SA Cloth, a major clothing manufacturer that Moekoa said had brought in R84-million since 2010, had closed down because it couldn’t meet clients’ demands as it was not able to operate without water and electricity.
He said this shutdown resulted in the loss of 1 700 jobs.
The municipality paid for 5 000 Jojo water tanks but only 1 500 were delivered to schools and residents. (Delwyn Verasamy/M&G)
“It’s the ripple effect of everything not being run properly through the whole of QwaQwa,” Moekoa added. “These shutdowns catapult back to the taxi industry, retail industry, clothing industry, even funeral parlours.”
“QwaQwa is an industrial town with tourism. If you don’t have water it affects agriculture, too.
“What we as industrial businesses are requesting is to create a reservoir that is primarily serving the industrial area so it is never without water,” said Moekoa.
“Imagine thousands of people for the whole day without water. We want to keep the industrial sector going, as it supplies the secondary and tertiary markets.”
Many QwaQwa residents mentioned a new governing coalition involving five entities — the Economic Freedom Fighters, MAP16 Civic Movement, African Independent Conference, the Public Servants Association of South Africa and the African Transformation Movement — which they hoped would make a difference.
“The new coalition is looking to prioritise the industrial zone, making this a provincial priority to give resources in order to attract investment back into [Phuthaditjhaba]. We need to know how much they are pledging and when they will start,” said Moekoa.
“We are fighting to keep that industry alive through marches; engage with [the municipality]; we take them to court; mass action; protests. The action is bottom-up.”
As the body that seeks to act as a bridge between business and the community in QwaQwa, Moekoa says the MaP development association is working to create one vision where the respective roles of the community and businesses are understood.
“Once the community and business come together, the next thing is governance. If these three things do not function properly, we are bound to move into an even worse situation. Unfortunately, the municipality is not having these conversations,” said Moekoa.
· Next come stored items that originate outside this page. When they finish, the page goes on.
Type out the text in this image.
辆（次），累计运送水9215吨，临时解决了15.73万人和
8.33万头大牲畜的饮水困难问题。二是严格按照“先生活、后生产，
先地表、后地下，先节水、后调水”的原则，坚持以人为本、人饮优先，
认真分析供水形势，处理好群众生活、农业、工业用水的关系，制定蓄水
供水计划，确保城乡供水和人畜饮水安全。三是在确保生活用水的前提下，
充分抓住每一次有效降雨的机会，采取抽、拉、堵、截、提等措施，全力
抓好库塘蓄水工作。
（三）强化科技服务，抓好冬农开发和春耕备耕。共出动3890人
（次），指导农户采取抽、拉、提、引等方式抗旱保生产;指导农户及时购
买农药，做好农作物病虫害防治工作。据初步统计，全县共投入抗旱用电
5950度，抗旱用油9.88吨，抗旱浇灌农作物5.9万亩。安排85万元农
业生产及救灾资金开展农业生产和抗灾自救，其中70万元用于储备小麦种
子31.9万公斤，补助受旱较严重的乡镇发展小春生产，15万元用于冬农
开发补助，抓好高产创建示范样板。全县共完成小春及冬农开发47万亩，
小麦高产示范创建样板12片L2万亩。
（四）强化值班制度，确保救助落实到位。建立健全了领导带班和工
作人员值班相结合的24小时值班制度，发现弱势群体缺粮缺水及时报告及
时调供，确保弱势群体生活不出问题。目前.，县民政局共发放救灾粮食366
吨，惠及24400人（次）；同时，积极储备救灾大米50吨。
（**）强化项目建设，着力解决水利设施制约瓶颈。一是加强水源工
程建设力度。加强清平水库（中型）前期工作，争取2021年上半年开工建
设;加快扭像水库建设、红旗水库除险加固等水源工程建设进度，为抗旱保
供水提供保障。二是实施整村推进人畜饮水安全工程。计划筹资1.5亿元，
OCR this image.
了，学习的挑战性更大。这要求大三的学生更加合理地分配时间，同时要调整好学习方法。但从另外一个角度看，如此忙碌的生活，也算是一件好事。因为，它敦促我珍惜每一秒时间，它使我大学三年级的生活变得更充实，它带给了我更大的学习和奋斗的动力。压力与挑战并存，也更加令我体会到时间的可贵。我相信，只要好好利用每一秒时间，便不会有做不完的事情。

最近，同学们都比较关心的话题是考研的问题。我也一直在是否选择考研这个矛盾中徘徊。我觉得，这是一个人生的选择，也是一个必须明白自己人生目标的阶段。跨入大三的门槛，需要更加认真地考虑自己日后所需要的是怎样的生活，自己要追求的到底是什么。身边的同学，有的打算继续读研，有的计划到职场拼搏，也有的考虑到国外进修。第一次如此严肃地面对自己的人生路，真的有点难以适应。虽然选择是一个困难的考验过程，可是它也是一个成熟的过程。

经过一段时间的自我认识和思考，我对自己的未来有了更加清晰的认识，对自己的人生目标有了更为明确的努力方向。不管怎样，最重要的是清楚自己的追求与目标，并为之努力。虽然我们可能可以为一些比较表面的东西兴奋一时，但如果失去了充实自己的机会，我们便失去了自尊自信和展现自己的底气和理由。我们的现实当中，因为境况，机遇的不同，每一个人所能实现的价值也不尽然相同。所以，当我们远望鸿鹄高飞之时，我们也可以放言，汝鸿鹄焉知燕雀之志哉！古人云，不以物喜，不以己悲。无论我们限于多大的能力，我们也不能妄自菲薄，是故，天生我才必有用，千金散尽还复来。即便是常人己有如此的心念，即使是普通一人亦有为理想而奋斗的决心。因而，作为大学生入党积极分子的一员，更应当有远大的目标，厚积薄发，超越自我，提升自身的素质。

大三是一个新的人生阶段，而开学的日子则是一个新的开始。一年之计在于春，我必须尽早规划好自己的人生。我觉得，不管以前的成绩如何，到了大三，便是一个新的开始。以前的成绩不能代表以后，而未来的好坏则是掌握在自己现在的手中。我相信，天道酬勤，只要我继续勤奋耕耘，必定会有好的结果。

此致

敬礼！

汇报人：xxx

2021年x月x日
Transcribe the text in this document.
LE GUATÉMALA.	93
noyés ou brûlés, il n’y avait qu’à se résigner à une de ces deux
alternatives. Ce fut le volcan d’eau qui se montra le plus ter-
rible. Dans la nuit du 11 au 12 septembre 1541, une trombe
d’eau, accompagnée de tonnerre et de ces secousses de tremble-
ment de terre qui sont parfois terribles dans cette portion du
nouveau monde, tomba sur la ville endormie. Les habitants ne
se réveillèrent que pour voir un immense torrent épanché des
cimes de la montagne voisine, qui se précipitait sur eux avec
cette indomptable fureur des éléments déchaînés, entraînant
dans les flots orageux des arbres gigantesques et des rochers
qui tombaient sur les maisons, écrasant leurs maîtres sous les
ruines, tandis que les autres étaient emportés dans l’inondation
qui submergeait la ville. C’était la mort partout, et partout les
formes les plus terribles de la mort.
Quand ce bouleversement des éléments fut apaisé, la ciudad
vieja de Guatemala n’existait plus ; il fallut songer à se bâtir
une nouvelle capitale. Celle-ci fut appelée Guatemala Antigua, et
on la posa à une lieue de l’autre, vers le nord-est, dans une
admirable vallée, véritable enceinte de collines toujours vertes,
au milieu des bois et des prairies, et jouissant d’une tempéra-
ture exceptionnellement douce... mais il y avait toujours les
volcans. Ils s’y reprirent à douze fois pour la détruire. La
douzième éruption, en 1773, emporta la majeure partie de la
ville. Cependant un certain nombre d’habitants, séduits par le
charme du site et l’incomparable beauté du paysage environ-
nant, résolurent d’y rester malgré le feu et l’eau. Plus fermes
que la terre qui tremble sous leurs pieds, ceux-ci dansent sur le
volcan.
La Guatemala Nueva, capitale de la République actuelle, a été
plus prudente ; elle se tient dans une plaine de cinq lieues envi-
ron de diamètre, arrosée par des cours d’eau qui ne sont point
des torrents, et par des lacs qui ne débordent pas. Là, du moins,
“Nobody seems to understand: if we want to build QwaQwa it is everyone’s responsibility. It seems that the government does not understand this — they have to go back to the basics and start supplying services.
“Leave everything else and focus on electricity, water, roads, sewerage and stormwater drainage. They should be focusing on those five things, but they’re failing.”
Moekoa said the new ruling coalition had initiated a new intervention project.
“They went to Investment South Africa and received R3-billion — R1-billion for roads, R2-billion for electricity. If there’s no electricity, they can’t pump water.”
Moekoa said 90% of people in QwaQwa do not pay for electricity. He asked: “Where will the municipality get the money to pay Eskom? We are not paying for water. Where will the municipality get the money to pay the water and sanitation department?”
The Fika-Patso Dam. (Delwyn Verasamy/M&G)
The coalition may not be perfect, he said, but it could not be worse than the previous administration. It was, at least, trying different interventions to “mitigate problems on the ground”.
“It also understands the basics of business — profit — and that you need to be socially responsible. Everyone assumes that businesses have a magical amount of money.
“We have an irresponsible society. Until we get to a point of understanding each other’s role in making any society function, we are not going to get things to work,” said Moekoa.
What was needed was a shift in the mindset of consumers. “The ANC has convinced people everything will be free. But nobody can give a clear direction of where that money will come from, and you cannot always raise taxes.
“Where does the money come from? So the burden comes back and hits businesses,” said Moekoa.